Mais une voiture de tous les jours ne peut pas se contenter d’être agile. La plupart des gens attachent autant d’importance à la qualité perçue de l’habitacle et à la simplicité d’utilisation. Les avis des essayeurs étaient partagés quant au premier point. «Avant, la finition R-Line offrait davantage», estiment les uns. «Tout est très correct, bien qu’un peu terne», décrètent les autres. Certes, on trouve du plastique dur dans la partie inférieure de l’habitacle. A défaut d’être sexy, les baguettes en plastique façon aluminium ou les surfaces mates de la console médiane sont plus pratiques à l’usage que, par exemple, du vernis transparent. Et si le revêtement textile du tableau de bord semble un peu grossier, il absorbe la lumière et évite les reflets dans le pare-brise.

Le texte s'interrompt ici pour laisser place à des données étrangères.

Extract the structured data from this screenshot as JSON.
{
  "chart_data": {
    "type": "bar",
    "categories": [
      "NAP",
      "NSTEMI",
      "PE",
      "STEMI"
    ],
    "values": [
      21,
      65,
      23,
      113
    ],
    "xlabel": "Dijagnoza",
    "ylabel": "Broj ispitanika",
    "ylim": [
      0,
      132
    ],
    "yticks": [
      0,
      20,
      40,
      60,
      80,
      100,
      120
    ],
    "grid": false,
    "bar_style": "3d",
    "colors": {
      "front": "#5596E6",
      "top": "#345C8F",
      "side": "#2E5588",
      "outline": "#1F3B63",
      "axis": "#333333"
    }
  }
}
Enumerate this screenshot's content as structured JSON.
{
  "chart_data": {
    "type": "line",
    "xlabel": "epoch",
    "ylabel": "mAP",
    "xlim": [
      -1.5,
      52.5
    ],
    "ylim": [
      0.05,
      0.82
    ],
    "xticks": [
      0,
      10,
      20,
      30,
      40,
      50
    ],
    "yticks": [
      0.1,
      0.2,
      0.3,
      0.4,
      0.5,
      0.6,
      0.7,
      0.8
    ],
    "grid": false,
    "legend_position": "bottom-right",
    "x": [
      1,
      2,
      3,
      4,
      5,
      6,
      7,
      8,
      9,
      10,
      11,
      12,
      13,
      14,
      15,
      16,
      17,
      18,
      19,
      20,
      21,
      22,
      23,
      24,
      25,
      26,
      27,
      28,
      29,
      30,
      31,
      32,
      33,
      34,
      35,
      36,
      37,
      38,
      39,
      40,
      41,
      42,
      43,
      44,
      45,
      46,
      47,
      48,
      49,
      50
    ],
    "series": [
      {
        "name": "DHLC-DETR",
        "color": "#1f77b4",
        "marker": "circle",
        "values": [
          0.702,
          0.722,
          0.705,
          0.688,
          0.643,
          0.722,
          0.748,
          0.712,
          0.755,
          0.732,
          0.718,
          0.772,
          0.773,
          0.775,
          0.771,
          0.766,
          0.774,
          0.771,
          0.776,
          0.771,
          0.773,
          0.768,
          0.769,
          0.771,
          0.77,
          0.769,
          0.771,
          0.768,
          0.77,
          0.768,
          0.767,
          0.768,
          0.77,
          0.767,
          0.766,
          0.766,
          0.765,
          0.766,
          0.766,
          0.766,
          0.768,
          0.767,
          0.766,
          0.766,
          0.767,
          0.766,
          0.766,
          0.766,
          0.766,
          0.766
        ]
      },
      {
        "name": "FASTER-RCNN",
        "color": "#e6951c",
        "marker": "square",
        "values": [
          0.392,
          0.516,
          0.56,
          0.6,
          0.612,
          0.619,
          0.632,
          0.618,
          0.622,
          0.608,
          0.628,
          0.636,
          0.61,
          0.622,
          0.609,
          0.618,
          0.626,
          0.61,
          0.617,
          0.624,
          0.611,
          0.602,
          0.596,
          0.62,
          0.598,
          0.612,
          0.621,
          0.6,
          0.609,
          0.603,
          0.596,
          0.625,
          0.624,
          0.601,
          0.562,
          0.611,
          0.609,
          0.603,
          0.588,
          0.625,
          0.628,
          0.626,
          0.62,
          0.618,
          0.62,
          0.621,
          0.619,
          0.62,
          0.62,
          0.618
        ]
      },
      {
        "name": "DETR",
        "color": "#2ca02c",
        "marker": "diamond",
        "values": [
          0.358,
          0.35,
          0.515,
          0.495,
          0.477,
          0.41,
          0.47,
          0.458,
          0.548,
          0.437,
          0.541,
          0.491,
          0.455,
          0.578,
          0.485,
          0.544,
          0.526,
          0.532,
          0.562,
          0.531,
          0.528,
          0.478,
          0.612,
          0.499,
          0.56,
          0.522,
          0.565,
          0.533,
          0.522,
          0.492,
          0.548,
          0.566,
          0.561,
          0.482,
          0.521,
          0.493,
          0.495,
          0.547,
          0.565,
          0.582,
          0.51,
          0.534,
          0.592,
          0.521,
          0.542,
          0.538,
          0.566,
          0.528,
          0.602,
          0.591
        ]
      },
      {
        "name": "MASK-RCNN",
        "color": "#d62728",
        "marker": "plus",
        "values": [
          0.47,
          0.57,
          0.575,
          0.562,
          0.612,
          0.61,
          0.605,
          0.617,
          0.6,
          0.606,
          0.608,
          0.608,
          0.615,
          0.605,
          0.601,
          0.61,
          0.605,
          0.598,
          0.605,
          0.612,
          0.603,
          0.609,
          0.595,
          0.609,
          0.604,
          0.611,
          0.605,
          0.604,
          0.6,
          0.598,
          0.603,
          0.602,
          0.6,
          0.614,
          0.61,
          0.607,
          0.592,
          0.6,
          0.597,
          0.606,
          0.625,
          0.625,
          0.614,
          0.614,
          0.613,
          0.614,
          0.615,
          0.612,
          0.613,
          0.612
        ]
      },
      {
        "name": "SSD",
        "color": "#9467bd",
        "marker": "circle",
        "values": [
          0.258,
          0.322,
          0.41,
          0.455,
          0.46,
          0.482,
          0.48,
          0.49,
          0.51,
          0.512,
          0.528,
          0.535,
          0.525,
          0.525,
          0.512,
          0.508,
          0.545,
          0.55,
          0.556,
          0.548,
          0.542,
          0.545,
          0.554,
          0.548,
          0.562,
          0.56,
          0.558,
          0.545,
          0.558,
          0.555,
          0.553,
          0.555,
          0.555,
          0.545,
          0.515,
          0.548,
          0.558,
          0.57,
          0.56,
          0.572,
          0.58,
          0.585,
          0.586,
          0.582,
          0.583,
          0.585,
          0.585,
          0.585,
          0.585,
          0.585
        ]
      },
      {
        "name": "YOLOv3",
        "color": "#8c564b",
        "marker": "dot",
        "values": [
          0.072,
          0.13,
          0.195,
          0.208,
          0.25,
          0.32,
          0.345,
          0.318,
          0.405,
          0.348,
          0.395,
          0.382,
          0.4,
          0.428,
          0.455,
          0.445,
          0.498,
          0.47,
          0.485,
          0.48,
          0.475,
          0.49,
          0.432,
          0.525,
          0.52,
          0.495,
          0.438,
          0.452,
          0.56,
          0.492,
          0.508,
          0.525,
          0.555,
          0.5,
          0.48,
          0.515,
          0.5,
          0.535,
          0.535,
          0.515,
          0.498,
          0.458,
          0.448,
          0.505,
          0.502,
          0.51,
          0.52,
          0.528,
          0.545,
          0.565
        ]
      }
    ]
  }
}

Bien que la simplicité d’utilisation soit en partie subjective, le T-Roc ne laisse guère place à la controverse à cet égard. Il est numérique et connecté, comme il se doit. Et ce d’une manière qui ne submerge pas l’utilisateur, car son architecture est logique et souvent redondante. Plusieurs chemins de navigation mènent donc au même résultat. Les vignettes du grand écran d’infodivertissement sont suffisamment grandes pour ne pas se fatiguer les yeux. Seules les icônes d’accès direct (raccourcis), pourtant très pratiques, sont plutôt petites. De plus, celles situées dans la barre inférieure sont plus difficiles à atteindre, car la main ne peut pas s’appuyer. Rien à redire, en revanche, sur les instruments configurables de manière pertinente et l’affichage tête haute (option).
Le volume et les modes de conduite se règlent au moyen de la molette joliment éclairée dans la console centrale. Les boutons du volant, légèrement espacés les uns des autres, sont aussi bien plus pratiques que les pavés tactiles à la mode pendant un temps. Le T-Roc présente même une innovation tactile par la disposition inédite des poignées de porte dans les accoudoirs. Un ensemble de détails qui agrémentent la vie à bord de ce crossover.